We end, I suppose, where we began, with the Romulan Commander. After Ayelbourne appears to all the major galactic powers condemning them for their inherent violence before departing this plane for good (and a skirmish breaks out between the Klothos and the Enterprise), we see a clandestine meeting between the Romulan Commander, her Subcommander and a Klingon delegation led by Kor and Koloth on a neutral planet where, OK, let's just cut the pretense and flat-out call her our heroine, warily accepts a proposal to ally her people with the Klingons in the interest of pooling their resources to defend themselves against the rising threat of the the Federation, which puts everyone in grave danger. It is soon revealed, however, that this meeting was set up by Admiral Nogura, who we saw bantering with the Subcommander last issue. Before we depart, we see the Commander wonder whom she should fear the most of her two new allies. She never comes up with an answer, and neither do we. The future of the Federation, and of Star Trek, is now in serious doubt.

I of course feel there's something worth salvaging about Star Trek, otherwise I wouldn't still be doing this project. But I very much empathize with D.C. Fontana in that I see it as a constant uphill battle to keep the franchise's more problematic tendencies in check. And, after over forty years with Star Trek, and forty years of never getting her vision ever really taken seriously, I can understand how Star Trek: Year Four and “The Enterprise Experiment” may well have been the last straw for her. But, just as the Organians departed this plane because they felt it was time for the galaxy to look after itself, maybe we can say the same about the departure of D.C. Fontana. With the leading architect of Star Trek potentially signing off for good, perhaps its time to follow Ayelbourne's advice and take our destiny into our own hands.


  1. “You consider potentially saving the lives of millions of Federation citizens a burden?”

    “Yes I do. And we consider it your burden, as we have grown weary of watching you toil with your fruitless conflicts and plots against one another.”

    Josh, I've been trying to think of an excuse to give you this blog post I'm about to link to, and now you've given it to me:

    Having said that, an excellent series of posts, enough to make me want to seek this out for myself. I'm also beginning to get very curious on how your take on TMP is going to shape up as we draw nearer to it, so I eagerly await the future.

    I also take it you're not a big fan of the Dominion War, and while I've always enjoyed it, it really does feel at times as though Star Trek has been hijacked by some other show (or narrative) it really has no business being.

    1. Thanks for the link.
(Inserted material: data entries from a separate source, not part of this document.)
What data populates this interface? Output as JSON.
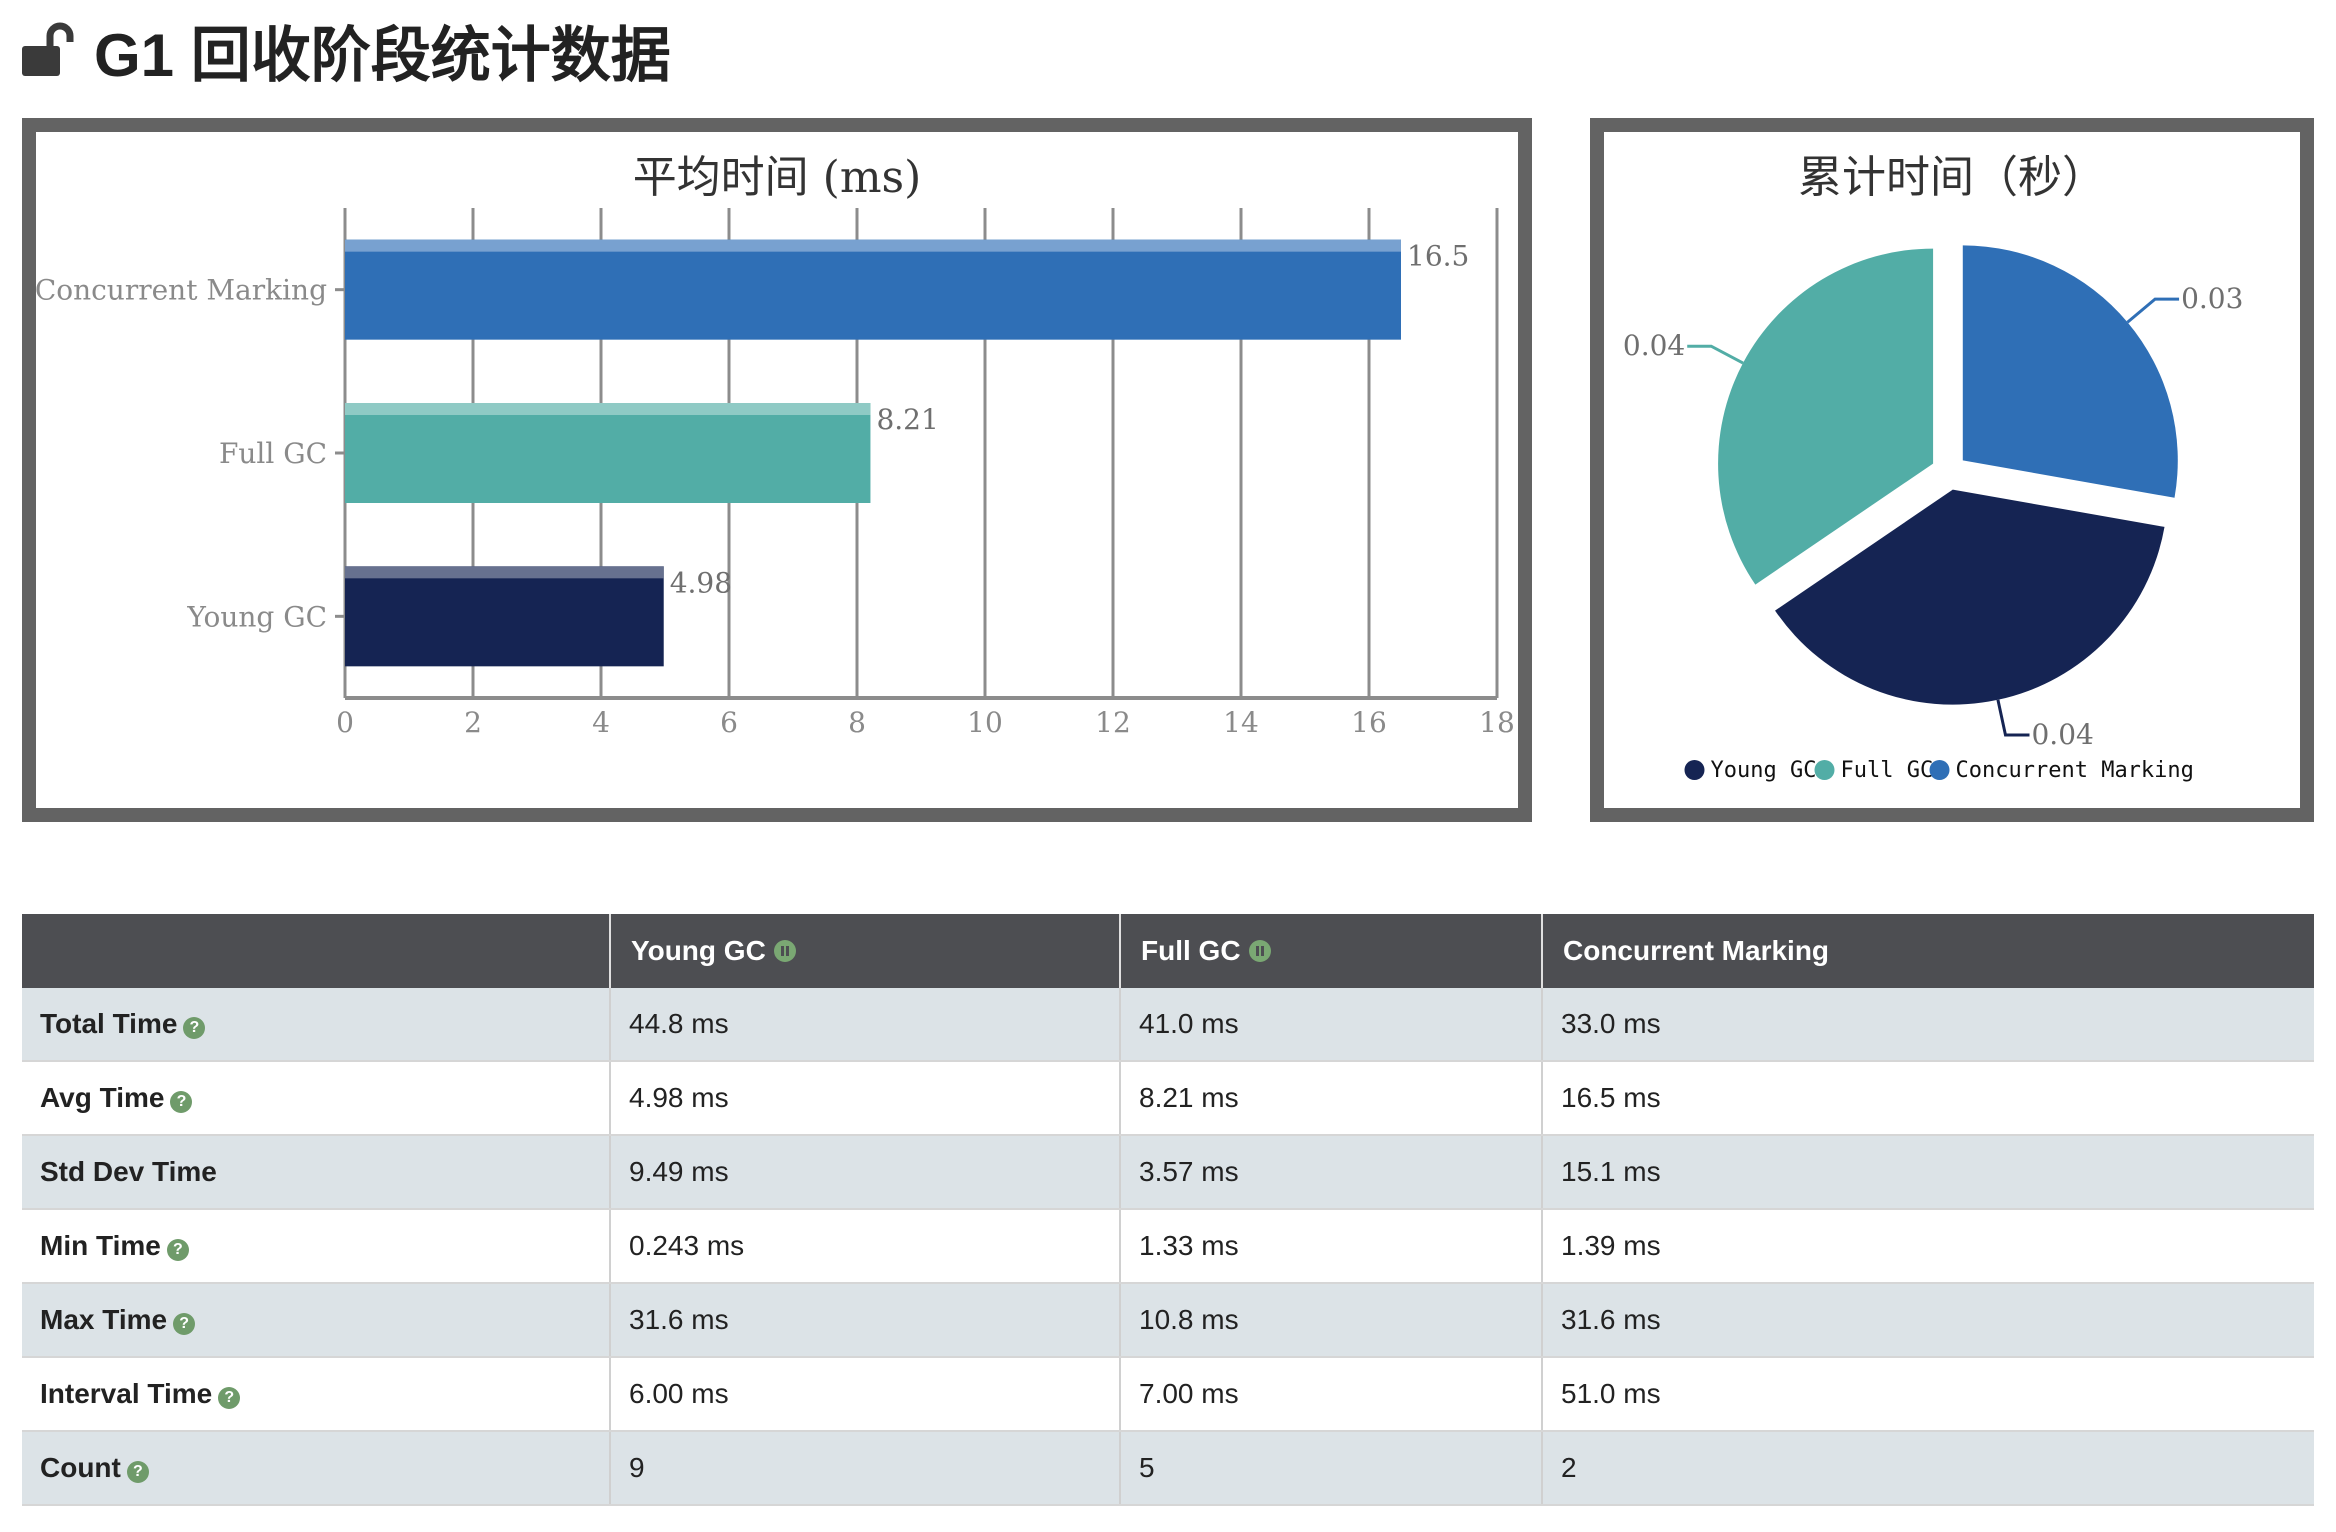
{
  "page": {
    "title": "G1 回收阶段统计数据",
    "lock_icon": "unlocked-padlock-icon"
  },
  "colors": {
    "young_gc": "#152453",
    "full_gc": "#52ada6",
    "concurrent_marking": "#2f6fb6",
    "panel_border": "#636363",
    "table_header": "#4d4e52",
    "row_stripe": "#dce3e7",
    "help_icon": "#6f9b6a"
  },
  "chart_data": [
    {
      "type": "bar",
      "orientation": "horizontal",
      "title": "平均时间 (ms)",
      "xlabel": "",
      "ylabel": "",
      "categories": [
        "Concurrent Marking",
        "Full GC",
        "Young GC"
      ],
      "values": [
        16.5,
        8.21,
        4.98
      ],
      "value_labels": [
        "16.5",
        "8.21",
        "4.98"
      ],
      "colors": [
        "#2f6fb6",
        "#52ada6",
        "#152453"
      ],
      "xlim": [
        0,
        18
      ],
      "x_ticks": [
        "0",
        "2",
        "4",
        "6",
        "8",
        "10",
        "12",
        "14",
        "16",
        "18"
      ],
      "grid": "vertical"
    },
    {
      "type": "pie",
      "title": "累计时间（秒）",
      "slices": [
        {
          "name": "Young GC",
          "value": 0.0448,
          "label": "0.04",
          "color": "#152453"
        },
        {
          "name": "Full GC",
          "value": 0.041,
          "label": "0.04",
          "color": "#52ada6"
        },
        {
          "name": "Concurrent Marking",
          "value": 0.033,
          "label": "0.03",
          "color": "#2f6fb6"
        }
      ],
      "legend": [
        "Young GC",
        "Full GC",
        "Concurrent Marking"
      ],
      "legend_position": "bottom"
    }
  ],
  "table": {
    "headers": [
      {
        "label": "",
        "icon": ""
      },
      {
        "label": "Young GC",
        "icon": "pause-icon"
      },
      {
        "label": "Full GC",
        "icon": "pause-icon"
      },
      {
        "label": "Concurrent Marking",
        "icon": ""
      }
    ],
    "help_glyph": "?",
    "rows": [
      {
        "label": "Total Time",
        "help": true,
        "values": [
          "44.8 ms",
          "41.0 ms",
          "33.0 ms"
        ]
      },
      {
        "label": "Avg Time",
        "help": true,
        "values": [
          "4.98 ms",
          "8.21 ms",
          "16.5 ms"
        ]
      },
      {
        "label": "Std Dev Time",
        "help": false,
        "values": [
          "9.49 ms",
          "3.57 ms",
          "15.1 ms"
        ]
      },
      {
        "label": "Min Time",
        "help": true,
        "values": [
          "0.243 ms",
          "1.33 ms",
          "1.39 ms"
        ]
      },
      {
        "label": "Max Time",
        "help": true,
        "values": [
          "31.6 ms",
          "10.8 ms",
          "31.6 ms"
        ]
      },
      {
        "label": "Interval Time",
        "help": true,
        "values": [
          "6.00 ms",
          "7.00 ms",
          "51.0 ms"
        ]
      },
      {
        "label": "Count",
        "help": true,
        "values": [
          "9",
          "5",
          "2"
        ]
      }
    ]
  }
}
That's a very long and thoughtful post and I unfortunately disagree with a lot of it, but I want to save the majority of my analysis of 1980s and 1990s Star Trek for when the rest of this blog's narrative catches up with that point in history,

      Just in brief, I'll come right out and say the post-scarcity aspect of TNG-era Star Trek is not a theme that I'm personally terribly interested in and don't plan to explore all that deeply, largely because I lack the economics chops to properly talk about it: I highly recommend folks who are interested in that side of the franchise to check out Kevin Carson's blog Tea, Early Grey, Hot, linked to the side: He'll give you a much more thorough analysis of that stuff than I ever could.
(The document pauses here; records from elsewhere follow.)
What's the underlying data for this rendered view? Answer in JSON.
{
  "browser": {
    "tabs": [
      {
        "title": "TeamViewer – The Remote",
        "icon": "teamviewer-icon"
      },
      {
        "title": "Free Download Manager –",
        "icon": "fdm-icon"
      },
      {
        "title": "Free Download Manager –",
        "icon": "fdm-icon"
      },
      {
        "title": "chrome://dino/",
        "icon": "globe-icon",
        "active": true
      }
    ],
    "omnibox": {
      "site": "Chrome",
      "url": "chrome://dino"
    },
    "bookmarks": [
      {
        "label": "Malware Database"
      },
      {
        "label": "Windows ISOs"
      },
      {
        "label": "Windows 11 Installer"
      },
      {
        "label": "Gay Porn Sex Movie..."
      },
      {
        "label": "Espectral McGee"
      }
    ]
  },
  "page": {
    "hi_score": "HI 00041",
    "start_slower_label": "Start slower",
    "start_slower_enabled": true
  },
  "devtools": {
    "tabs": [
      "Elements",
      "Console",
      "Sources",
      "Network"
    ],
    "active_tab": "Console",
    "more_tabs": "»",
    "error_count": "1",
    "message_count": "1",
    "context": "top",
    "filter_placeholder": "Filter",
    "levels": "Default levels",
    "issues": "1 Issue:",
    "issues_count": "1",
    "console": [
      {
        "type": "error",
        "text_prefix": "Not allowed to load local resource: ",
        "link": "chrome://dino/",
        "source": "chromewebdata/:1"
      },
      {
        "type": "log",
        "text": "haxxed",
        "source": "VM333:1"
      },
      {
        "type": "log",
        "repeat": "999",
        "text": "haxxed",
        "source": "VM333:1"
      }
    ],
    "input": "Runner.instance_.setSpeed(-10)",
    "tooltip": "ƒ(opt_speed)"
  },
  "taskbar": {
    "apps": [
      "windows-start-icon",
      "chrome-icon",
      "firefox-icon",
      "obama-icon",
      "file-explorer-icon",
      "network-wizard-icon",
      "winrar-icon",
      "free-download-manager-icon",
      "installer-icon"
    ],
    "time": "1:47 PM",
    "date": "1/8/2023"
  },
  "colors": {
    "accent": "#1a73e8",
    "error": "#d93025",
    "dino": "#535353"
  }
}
      As for the warmaking stuff, my two cents is simply this: War can exist in the 24th century because hatred, bigotry, fear and authority still exist in the 24th century. As advanced as humans have become, those particular vices still seem to stick around, and that's all people need to come to blows.

      But in spite of that, Star Trek: The Next Generation and Star Trek: Deep Space Nine also posit a world where empathy and an examination (and understanding) of one's own positionality are far more common virtues than they are today, and that's just about enough for me. Regular readers know that drama, at least the Western variety, is not something that does a whole lot for me either as a reader or a critic, so the alleged lack of it in 1980s Star Trek doesn't bother me in the slightest (even though I think that blanket generalization is a bit unfair to begin with).

      And no, if it wasn't clear by now the Dominion War arc is probably one of my least favourite phases of Star Trek history. Apologies in advance to anyone who was hoping for a glowing re-conceptualization of it from me. This is not to say some of the questions it raised about and problematization of Star Trek's fundamental ethos weren't necessary, I just think DS9 was absolutely the wrong place to indulge in that kind of self-critique. IMO the showrunners approached it from completely the wrong angle, it permanently and irreparably derailed a show I otherwise adored and I still feel Moore and Behr went too far to the opposite extreme, such that it's possible they may have temporarily forgotten what makes Star Trek valuable and worthwhile.

      But the basic questions the Dominion War arc raised still needed to be asked. Actually, I'd recommend anyone who wants to see that kind of deconstruction of Star Trek pick up this series instead: I think it gets at all the same truths, but examines them in a far more appropriate context. After all, Star Trek is never this overtly militaristic or technologistic again.

    2. I thought it was a rather interesting way of thinking about it, but I see your point. I'm actually really looking forward to see how you'll handle TNG's early years, which are long overdue for the rehabilitation I know they merit (even if I'm not entirely sure how I'd personally go about it). I think The Dominion War is a really interesting setting for a story, but I can definitely sympathize with the idea that Trek was not necessarily the place to do it (I would even hazard a guess Moore himself realized this and reimagined Battlestar Galactica for that very purpose).

      "After all, Star Trek is never this overtly militaristic or technologistic again."

      Technologistic, no, definitely not. Militaristic, well...let's just say Into Darkness wasn't exactly a damning critique of Western militarism. Or a good Trek film. Or a good anything, really :P In fact, for all The Dominion War may have derailed Trek/DS9 for a couple of years, it's still got nothing on the reboot.

    3. "I would even hazard a guess Moore himself realized this and reimagined Battlestar Galactica for that very purpose."

      The more I think about it the more I'm inclined to believe something like this happened. One of the strangest things about the past decade or so in science fiction for me has been trying to reconcile my utter distaste for the Dominion War with my fannish delight in Moore's Battlestar Galactica. I *do* think Moore is a talented writer and has some interesting and important things to say. It may just have been, ultimately, that Star Trek wasn't his franchise (which is bizarre, given how much of an unabashed Trekker he is).

      "Technologistic, no, definitely not. Militaristic, well...let's just say Into Darkness wasn't exactly a damning critique of Western militarism. Or a good Trek film. Or a good anything, really."

      I had momentarily forgotten about Star Trek Into Darkness, and I was happy. Now you've reminded me of its existence and I am no longer happy.